KQ, as the airline is known by its international code says in its latest annual report that cargo tonnage on both passenger belly and freight aircraft increased 29 percent to close at 63, 726 tonnes as at December 2021, up from 49, 419 tonnes in December 2020.

Last year’s performance translates into an average of 5, 310 tonnes per month compared to an average of 4, 118 tonnes per month in the year ended December 2020.

The carrier converted two of its B787 Dreamliner aircraft to freighters  last year to move cargo across the region.

The freighters helped the airline capitalise on the cargo business on some of the regional routes where it operates the much smaller Embraer jets, which provide reduced belly cargo capacity.

The move was meant to see KQ increase the available capacity at the Jomo Kenyatta International Airport by over 100 tonnes, coming as a boost to exporters, especially horticulture farmers.

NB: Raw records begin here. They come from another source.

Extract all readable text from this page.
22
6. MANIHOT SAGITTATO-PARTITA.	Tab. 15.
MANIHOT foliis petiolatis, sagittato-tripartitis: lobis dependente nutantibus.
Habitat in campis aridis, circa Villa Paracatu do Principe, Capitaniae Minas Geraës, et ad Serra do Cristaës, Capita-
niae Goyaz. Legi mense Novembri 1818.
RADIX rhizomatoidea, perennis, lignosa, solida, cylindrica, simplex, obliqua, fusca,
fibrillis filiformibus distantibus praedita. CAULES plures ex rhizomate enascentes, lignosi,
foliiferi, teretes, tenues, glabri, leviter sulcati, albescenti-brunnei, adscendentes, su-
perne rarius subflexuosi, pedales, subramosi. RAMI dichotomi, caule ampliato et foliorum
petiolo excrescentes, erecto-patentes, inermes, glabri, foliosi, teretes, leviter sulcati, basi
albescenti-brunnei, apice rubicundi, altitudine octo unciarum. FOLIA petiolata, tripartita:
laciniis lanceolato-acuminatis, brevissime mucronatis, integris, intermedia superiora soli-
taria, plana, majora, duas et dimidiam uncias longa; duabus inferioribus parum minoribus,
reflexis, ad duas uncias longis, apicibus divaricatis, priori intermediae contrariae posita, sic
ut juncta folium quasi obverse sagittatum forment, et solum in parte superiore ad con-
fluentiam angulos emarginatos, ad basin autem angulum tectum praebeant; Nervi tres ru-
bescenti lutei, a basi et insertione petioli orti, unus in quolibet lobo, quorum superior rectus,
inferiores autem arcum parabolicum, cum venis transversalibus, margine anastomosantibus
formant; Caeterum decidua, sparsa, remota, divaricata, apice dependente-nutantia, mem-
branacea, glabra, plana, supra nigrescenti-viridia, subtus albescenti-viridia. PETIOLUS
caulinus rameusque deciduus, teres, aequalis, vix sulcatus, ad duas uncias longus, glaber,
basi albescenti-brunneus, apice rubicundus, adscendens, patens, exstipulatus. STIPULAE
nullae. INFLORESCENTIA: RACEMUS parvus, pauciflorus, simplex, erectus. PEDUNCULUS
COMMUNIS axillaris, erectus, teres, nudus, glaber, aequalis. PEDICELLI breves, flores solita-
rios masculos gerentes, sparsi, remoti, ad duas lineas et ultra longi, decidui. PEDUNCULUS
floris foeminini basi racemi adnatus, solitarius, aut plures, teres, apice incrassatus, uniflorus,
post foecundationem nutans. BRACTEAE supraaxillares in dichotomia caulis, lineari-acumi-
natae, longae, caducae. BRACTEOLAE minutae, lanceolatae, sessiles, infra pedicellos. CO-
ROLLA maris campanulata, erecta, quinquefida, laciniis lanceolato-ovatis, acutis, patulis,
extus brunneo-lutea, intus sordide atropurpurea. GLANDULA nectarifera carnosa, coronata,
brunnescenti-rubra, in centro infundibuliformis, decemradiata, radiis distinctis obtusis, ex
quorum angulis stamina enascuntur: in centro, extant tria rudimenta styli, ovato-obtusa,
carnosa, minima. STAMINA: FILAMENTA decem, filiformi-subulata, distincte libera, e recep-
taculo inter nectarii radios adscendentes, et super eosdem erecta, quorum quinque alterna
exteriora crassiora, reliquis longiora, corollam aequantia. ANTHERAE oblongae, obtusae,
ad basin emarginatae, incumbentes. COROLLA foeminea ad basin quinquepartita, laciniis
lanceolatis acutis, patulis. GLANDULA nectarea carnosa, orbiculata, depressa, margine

“The use of converted passenger aircrafts (preighters) has been a boost mainly for wide-body operations,” says KQ in its annual report for the year ended December 2021.

Cargo services were not affected when the airline resumed international flights in August 2020 heading to about 30 destinations for the first time since the routes were suspended last March due to the coronavirus.

Cargo accounted for 19 per cent of its Sh70.22 billion sales in the year to December 2021. In the year ended December 2020, cargo accounted for Sh9.01 billion of the airline’s Sh52.80 billion sales.

The airline flew 2.2 million passengers on its planes last year, a 25 percent growth over the previous year, while the cargo business grew 29 percent to 63,726 tonnes.

Total revenue in the review period bumped 32.98 percent to Sh70.22 billion, partly lifted by alternative sources such as air charter services which jumped 300 percent and helped compensate for income lost because of travel restrictions on some routes.

The national carrier reported a net loss of Sh15.8 billion in the review period compared to a net loss of Sh36.2 billion the year before when travel restrictions hit operations hardest, including the grounding of its planes for months.

The latest loss means that KQ has now gone for nine straight years without profits, extending its accumulated losses to Sh144.64 billion.

The airline last made a profit in 2012 when it closed with net earnings at Sh1.66 billion.

The huge accumulated losses have seen KQ slip into negative equity, meaning it is technically insolvent.

KQ’s negative equity deepened to Sh83.4 billion at the end of 2021 from Sh64.2 billion the previous year.